Culture

Dede’s diary: Remembering Michela, a stage win and attention shifts to Hamilton

Saturday’s stage started at the gravesite of Michela Fanini, an Italian rider who I raced against a few times in the early 1990s before she died instantly in an automobile accident. Cathy Marsal and I were reminiscing about the last race we both competed in with Michela. It was the 1994 World Championships in Sicily. Cathy was in a breakaway with her and they both crashed just a few kilometers from the finish. Michela was a super talented bike racer and from what it seems like; she came from a cycling family. Since her death, her father has been promoting the Tour of Tuscany in her memory

By Dede Demet Barry, T-Mobile professional cycling team

Saturday’s stage started at the gravesite of Michela Fanini, an Italian rider who I raced against a few times in the early 1990s before she died instantly in an automobile accident.

Cathy Marsal and I were reminiscing about the last race we both competed in with Michela. It was the 1994 World Championships in Sicily. Cathy was in a breakaway with her and they both crashed just a few kilometers from the finish. Michela was a super talented bike racer and from what it seems like; she came from a cycling family. Since her death, her father has been promoting the Tour of Tuscany in her memory and he also manages a women’s cycling team, called the Fanini Team. The leader of the race at the start yesterday, Edita Puckinskaite, is a member of this team.

Each year, there is a memorial service at the start of the stage in Capannori. This year it was on Saturday and the peloton rode in a procession from the start line to the gravesite and a short memorial service was conducted. Rather than a traditional tombstone, there is a life size sculpture of Michela winning a bike race and a small sanctuary that was filled with her picture and many flowers.

Seeing the sculpture was like seeing her again. It brought emotion and tears to the eyes of most of the peloton. I cannot imagine what it would be like to lose a child. My thoughts were filled with the sense of loss her parents must feel. Her father is on the podium each day at the race handing out jerseys and prizes to her former competitors. It is inspiring to see him giving so much to the sport of cycling in her memory.

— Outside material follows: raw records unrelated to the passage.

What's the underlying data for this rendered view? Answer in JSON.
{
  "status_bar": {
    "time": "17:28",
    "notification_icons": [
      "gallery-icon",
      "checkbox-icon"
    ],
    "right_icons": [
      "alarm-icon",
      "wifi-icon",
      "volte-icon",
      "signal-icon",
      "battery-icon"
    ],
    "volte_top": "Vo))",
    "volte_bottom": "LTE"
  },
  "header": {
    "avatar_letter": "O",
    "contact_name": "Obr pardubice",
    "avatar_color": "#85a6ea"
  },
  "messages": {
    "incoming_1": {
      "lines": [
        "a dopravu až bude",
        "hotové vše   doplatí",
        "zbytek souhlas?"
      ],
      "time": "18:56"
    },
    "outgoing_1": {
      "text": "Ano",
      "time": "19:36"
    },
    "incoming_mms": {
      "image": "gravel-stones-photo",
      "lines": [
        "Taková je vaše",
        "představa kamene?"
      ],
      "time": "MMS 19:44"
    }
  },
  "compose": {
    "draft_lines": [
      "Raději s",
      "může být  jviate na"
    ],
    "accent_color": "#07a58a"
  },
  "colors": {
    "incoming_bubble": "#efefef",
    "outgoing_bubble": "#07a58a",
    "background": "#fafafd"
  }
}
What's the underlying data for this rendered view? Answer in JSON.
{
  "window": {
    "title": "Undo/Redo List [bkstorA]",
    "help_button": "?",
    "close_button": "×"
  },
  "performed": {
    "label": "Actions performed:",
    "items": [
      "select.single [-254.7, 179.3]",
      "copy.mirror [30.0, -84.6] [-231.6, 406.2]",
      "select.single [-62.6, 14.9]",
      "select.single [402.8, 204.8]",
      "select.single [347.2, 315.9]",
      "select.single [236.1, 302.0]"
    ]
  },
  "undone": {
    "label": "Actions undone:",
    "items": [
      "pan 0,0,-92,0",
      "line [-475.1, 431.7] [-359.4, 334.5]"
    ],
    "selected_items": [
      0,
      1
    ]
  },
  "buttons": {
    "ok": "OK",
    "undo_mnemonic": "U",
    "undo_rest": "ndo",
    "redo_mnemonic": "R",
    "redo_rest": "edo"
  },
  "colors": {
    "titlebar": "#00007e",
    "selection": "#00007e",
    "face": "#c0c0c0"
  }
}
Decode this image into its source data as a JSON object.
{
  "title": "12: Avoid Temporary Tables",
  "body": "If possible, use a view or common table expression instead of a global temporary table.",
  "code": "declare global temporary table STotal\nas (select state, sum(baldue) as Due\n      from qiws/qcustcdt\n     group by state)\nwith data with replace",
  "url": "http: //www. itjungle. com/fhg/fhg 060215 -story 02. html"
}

There were many tired eyes as we pedaled out of Campannori, as we had not finished the circuit race the night before until nearly 11:00 p.m. I heard that a few teams were then wakened by doping control at 6:00 a.m. as well. They came to do hematocrit testing, a process by which they take two small vials of blood from each rider. This procedure is a bit of a rude awakening and occurs often in international races. Fortunately, our team had already been tested on the first day of the race and we were able to sleep in a bit.

The race was fast from the start, as Zinaida Stagourska attacked at the start line and rode the first 25 kilometers of the race solo, with two teams chasing to bring her back. We were lined up single file the whole time. Finally, she was caught on a mountain sprint climb and Suzanne Ljungskog then attacked. Nicole Brandli and Svetlana Boubnekova followed her. The bunch slowed for a few minutes. I think a few teams were looking to each other to see if someone would take up the chase.

Finally, Farm Frites started to chase, but there efforts were not good enough and the gap was growing. Kristin attacked and when she was caught, I countered. I got a gap immediately and bridged to the lead. As I was going across, Nicole and Svetlana were dropped from Ljungskog, I caught and passed them and then I caught up to Ljungskog and we began taking turns together. We both had good legs and were eager to work hard. I think the peloton was tired from the high speeds early in the race and perhaps the circuit race the night before.

Our gap swelled to over three minutes by the finish, putting Ljungskog in the leader’s jersey and I got the stage win!

On Sunday we arrived at the start to see a much smaller peloton. Thirty riders had pulled out of Saturday’s stage and there were several more who did not start on Sunday. The peloton shrank to nearly half of its original size.

This is a sign of the difficulty of this race and the fact that we are nearing the end of the season. For many riders, this is the final tour before the world championships, but for those not attending the worlds, it is the last major international women’s race on the calendar.

The day was controlled from start to finish by Power Plate and T-Mobile. There were many attacks, but none lasting very long. Perhaps one of the strongest moves of the day came from the Zulfia Zabirova with five kilometers to go, but she was caught and we all sprinted to the line. The finish was on cobblestones and was quite technical. Bronzini won her third stage of this tour.

Our team was happy with what we achieved here- we won a stage, finished on the podium and gained some extra fitness for the upcoming world’s.

On Monday, I head back to Gerona, where I will do my final preparation for world’s. My teammates will board a plane back to America and we will reunite in Hamilton in two weeks. I’ll write then.